Groves appeared at a Silicon Valley Association of Realtors meeting in Los Altos Nov. 25, sharing information comparing Mountain View and Los Altos high schools with neighboring high schools as well as those at state and national levels.
The district has 3,640 students in grades 9-12, 5,000 MVLA Adult School students and 400 employees. Groves noted that the district attracts top teachers, as it offers one of the highest salaries in the state. Nearly 60 percent of its teaching staff has a postgraduate degree.
Groves said the district’s Academic Performance Index score has increased for nine consecutive years. This year, the district improved its score to 860, a six-point gain from last year. Mountain View High’s score of 861 remained unchanged, while Los Altos High scored 875, an 18-point gain from last year. Compared to neighboring high schools, “our students are doing incredibly well,” he said.

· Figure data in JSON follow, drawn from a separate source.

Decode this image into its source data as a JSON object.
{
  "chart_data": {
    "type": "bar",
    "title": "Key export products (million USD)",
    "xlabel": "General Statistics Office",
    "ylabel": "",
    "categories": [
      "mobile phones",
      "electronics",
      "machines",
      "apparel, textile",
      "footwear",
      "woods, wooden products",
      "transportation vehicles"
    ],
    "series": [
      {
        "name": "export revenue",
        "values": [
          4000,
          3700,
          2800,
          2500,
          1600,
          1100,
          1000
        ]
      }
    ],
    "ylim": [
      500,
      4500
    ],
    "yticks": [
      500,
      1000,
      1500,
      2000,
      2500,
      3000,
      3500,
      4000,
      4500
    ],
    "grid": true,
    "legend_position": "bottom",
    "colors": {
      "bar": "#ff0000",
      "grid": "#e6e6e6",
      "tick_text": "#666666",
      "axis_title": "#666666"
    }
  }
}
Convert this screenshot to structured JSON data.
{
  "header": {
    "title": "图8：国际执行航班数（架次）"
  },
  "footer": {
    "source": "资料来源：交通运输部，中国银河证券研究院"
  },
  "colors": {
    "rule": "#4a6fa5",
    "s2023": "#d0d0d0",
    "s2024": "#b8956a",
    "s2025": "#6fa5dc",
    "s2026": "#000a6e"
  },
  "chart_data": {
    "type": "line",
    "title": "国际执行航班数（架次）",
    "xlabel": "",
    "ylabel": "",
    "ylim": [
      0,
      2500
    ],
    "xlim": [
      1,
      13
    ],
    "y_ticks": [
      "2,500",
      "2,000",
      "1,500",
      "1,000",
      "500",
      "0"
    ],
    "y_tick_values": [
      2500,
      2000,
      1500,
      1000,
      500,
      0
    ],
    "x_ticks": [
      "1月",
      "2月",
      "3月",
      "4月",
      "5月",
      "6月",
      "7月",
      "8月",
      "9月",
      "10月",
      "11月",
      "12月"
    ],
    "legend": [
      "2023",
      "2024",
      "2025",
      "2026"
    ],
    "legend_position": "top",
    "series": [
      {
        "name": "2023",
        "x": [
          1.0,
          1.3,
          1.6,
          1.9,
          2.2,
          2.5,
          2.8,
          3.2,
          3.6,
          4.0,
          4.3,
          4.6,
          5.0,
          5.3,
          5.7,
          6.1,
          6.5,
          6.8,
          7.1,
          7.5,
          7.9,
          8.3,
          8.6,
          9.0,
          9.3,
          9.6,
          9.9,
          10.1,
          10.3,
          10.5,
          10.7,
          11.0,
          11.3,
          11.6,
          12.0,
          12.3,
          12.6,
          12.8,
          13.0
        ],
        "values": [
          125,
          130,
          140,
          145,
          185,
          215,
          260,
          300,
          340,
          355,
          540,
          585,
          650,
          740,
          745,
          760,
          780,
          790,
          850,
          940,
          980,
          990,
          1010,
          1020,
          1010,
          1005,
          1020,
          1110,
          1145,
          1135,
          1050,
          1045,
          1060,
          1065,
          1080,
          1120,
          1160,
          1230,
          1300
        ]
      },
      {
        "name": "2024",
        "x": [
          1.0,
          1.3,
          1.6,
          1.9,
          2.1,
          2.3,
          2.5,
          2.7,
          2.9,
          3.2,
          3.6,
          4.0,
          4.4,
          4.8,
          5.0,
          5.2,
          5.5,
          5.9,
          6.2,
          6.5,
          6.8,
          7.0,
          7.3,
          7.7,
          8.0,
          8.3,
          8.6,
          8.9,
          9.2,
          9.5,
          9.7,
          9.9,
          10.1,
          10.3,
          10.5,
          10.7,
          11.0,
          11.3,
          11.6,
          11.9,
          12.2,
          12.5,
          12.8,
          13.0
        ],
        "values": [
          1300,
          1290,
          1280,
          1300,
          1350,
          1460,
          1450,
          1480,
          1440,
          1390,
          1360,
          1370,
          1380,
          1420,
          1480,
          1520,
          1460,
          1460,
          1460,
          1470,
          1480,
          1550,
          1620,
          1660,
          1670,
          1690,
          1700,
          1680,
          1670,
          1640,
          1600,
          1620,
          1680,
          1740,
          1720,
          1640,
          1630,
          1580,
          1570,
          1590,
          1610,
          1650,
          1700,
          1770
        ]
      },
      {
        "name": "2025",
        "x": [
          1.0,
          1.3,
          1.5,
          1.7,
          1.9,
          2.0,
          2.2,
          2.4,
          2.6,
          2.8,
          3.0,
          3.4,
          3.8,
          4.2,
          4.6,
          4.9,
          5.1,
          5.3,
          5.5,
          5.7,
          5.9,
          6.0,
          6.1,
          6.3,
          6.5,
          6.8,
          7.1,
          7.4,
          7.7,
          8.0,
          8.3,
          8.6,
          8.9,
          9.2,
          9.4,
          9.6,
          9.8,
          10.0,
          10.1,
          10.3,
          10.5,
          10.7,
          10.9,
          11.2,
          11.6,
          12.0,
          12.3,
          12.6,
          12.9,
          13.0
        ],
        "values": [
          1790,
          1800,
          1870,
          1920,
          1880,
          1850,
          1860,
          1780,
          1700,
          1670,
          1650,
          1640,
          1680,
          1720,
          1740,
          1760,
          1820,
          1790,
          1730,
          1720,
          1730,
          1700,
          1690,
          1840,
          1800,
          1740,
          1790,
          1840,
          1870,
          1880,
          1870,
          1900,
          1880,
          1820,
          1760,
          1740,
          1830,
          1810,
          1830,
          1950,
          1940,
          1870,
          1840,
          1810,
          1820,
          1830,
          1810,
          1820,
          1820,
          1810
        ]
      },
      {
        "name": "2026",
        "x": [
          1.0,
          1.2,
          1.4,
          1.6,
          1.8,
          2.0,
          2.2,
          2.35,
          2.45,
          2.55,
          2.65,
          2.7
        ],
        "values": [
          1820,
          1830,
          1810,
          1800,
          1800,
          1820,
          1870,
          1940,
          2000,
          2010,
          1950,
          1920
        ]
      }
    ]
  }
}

The district remains financially solvent as well, Groves said, a result of the district’s basic-aid status, meaning that 85 percent of its funding comes from property taxes.
The district maintains a $50 million budget, and even as the state has reduced funding by $2.3 million over the past two years, the district has been able to retain all classes and programs. Groves said that thanks to the passage of Measure A, a $41 million bond, the district is now able to add 12 new classrooms, which should be in place by August 2013.
Groves said the district expects 200-300 more students to attend Los Altos and Mountain View high schools over the next five years.
Among the district’s six-year goals are aligning the curriculum and grading system, maintaining fiscal stability and enhancing academic achievement in science, technology, engineering and math. The Silicon Valley Association of Realtors provided information for this article.